Fortunately, as drivers grow increasingly distracted, technology is finding new ways to protect us from ourselves. One of the best examples of this is Subaru’s EyeSight technology, which includes the Pre-Collision Braking system. The system’s frontward-facing cameras act as a second pair of eyes. For instance, let’s say you’re busy adjusting the radio and the driver in front of you stops abruptly. The Pre-Collision Braking system will immediately determine the likelihood of a collision – based on how fast you’re approaching the car in front of you, Subaru's EyeSight technology will apply the brakes to safely reduce your speed, or stop your car completely.
The brain is a bit like a magician, making things disappear right before our eyes. Think of how your nose juts right into your central visual field (as you’ve probably just become aware of), and yet you rarely notice it. This selective filtering is what helps us focus on what’s important, and censor out what’s not.
But while our central vision and depth perception help us clearly see what’s in front of us, our peripheral vision is less detail focused. In fact, when we’re paying attention to what’s ahead, our peripheral vision virtually disappears.
Now imagine if you were able to see everything at once. By using radar sensors strategically placed in the rear bumper, Subaru’s Blind Spot Detection can tell you if a vehicle is approaching your blind spot. When that happens, a visual indicator in the relevant side mirror lights up.
Some models even come with a camera mounted in the side mirrors, projecting live images into a central monitor — helping to bring blind spots into view during parking manoeuvres.
When we daydream we essentially shift our brain into neutral and let our mind wander, and it’s something we all do much more often than you might think.
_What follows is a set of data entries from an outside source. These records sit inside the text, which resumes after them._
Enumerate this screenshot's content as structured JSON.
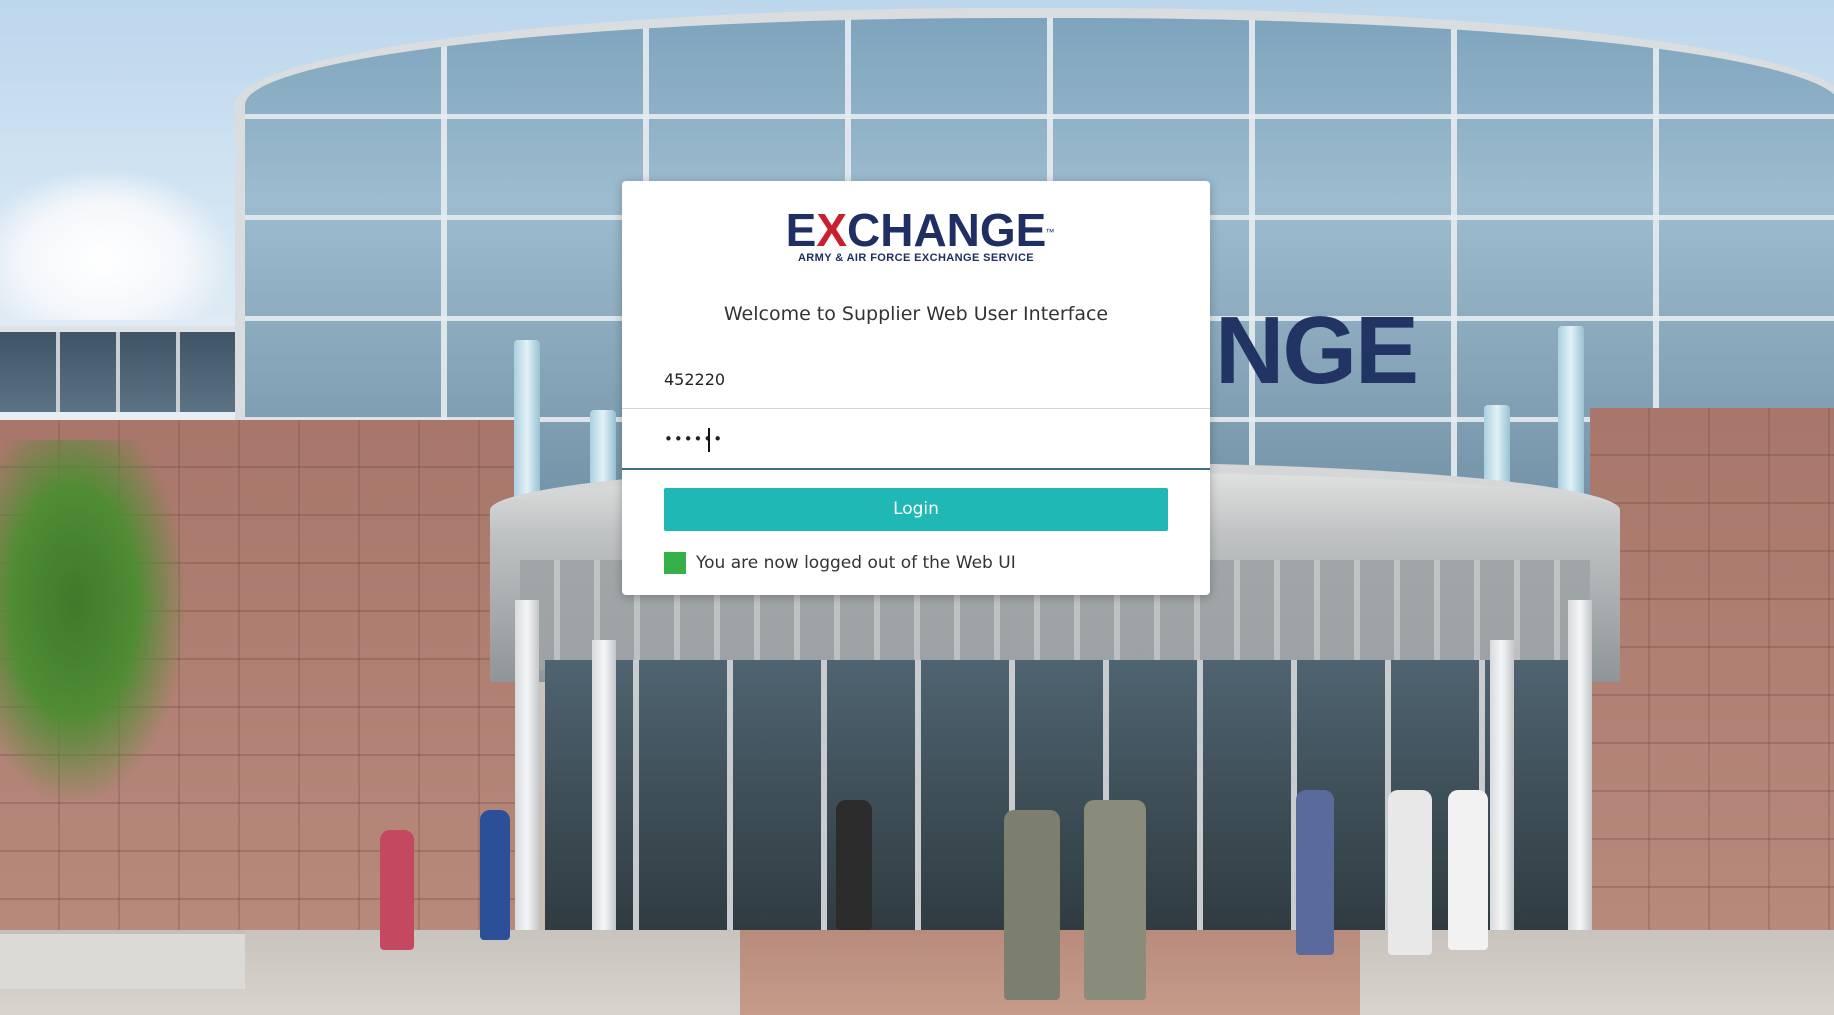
{
  "logo": {
    "word_before_x": "E",
    "word_x": "X",
    "word_after_x": "CHANGE",
    "trademark": "™",
    "subtitle": "ARMY & AIR FORCE EXCHANGE SERVICE"
  },
  "welcome_text": "Welcome to Supplier Web User Interface",
  "form": {
    "username_value": "452220",
    "password_value": "••••••",
    "login_label": "Login"
  },
  "status": {
    "message": "You are now logged out of the Web UI",
    "indicator_color": "#36b14a"
  },
  "background": {
    "building_sign": "NGE"
  },
  "colors": {
    "brand_navy": "#1f2f63",
    "brand_red": "#c8202e",
    "login_button": "#20b8b4",
    "field_focus_border": "#3d6f86"
  }
}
It’s estimated that the average person spends about half their waking hours lost in thought. And while it’s hard to imagine daydreaming being dangerous, in one country-wide census of U.S drivers, the number one factor in fatal car crashes was daydreaming. Luckily, this is where advanced car design can step in.
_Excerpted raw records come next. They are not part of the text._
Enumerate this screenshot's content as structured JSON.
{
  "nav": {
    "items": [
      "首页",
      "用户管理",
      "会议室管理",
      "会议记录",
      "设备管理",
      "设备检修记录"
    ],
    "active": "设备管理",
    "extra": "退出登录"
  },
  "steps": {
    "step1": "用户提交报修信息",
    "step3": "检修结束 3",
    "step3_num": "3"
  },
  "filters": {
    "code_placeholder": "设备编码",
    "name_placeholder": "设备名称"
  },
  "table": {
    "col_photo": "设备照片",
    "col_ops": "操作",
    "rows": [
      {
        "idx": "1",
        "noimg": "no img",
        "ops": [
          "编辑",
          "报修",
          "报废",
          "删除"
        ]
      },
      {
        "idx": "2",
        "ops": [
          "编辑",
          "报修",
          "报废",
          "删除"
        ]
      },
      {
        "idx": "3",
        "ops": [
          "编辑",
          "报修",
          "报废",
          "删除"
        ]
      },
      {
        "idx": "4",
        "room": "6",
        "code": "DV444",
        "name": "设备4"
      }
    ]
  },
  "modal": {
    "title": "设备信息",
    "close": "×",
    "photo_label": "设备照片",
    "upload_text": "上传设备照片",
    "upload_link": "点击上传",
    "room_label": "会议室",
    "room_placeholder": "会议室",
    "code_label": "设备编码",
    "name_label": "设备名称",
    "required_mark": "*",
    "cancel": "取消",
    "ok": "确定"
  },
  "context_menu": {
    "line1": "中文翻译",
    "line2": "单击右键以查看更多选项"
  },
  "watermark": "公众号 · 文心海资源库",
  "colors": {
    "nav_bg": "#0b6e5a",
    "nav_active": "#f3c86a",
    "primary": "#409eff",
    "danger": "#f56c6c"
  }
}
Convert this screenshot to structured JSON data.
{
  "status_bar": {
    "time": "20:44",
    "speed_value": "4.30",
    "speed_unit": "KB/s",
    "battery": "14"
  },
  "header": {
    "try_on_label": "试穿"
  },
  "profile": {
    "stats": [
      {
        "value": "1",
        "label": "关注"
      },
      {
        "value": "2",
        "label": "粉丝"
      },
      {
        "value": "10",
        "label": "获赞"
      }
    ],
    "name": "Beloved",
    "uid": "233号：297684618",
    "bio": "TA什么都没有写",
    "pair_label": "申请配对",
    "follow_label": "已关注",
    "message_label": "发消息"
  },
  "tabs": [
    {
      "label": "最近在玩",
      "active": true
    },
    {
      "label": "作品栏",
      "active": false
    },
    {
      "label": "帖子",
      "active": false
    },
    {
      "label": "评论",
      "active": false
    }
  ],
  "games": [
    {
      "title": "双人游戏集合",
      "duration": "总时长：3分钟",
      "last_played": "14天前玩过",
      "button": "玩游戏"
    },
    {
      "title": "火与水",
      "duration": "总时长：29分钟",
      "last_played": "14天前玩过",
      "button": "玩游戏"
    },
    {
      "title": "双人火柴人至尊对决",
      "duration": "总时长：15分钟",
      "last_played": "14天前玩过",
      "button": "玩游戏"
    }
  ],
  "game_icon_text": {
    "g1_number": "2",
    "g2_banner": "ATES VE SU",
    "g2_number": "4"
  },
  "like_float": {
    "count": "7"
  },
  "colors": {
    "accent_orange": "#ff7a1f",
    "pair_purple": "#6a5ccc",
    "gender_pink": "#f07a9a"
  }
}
To help snap drivers back to attention, Subaru’s EyeSight Lead Vehicle Start Alert feature notifies you when the car in front has moved off, so you don’t hinder traffic (or get honked at by an aggressive driver behind you while you’re thinking about your weekend plans). It’s one more of the hundred ways Subaru is looking out for your safety by constantly monitoring the road around you, helping to keep your mind focused on what matters most.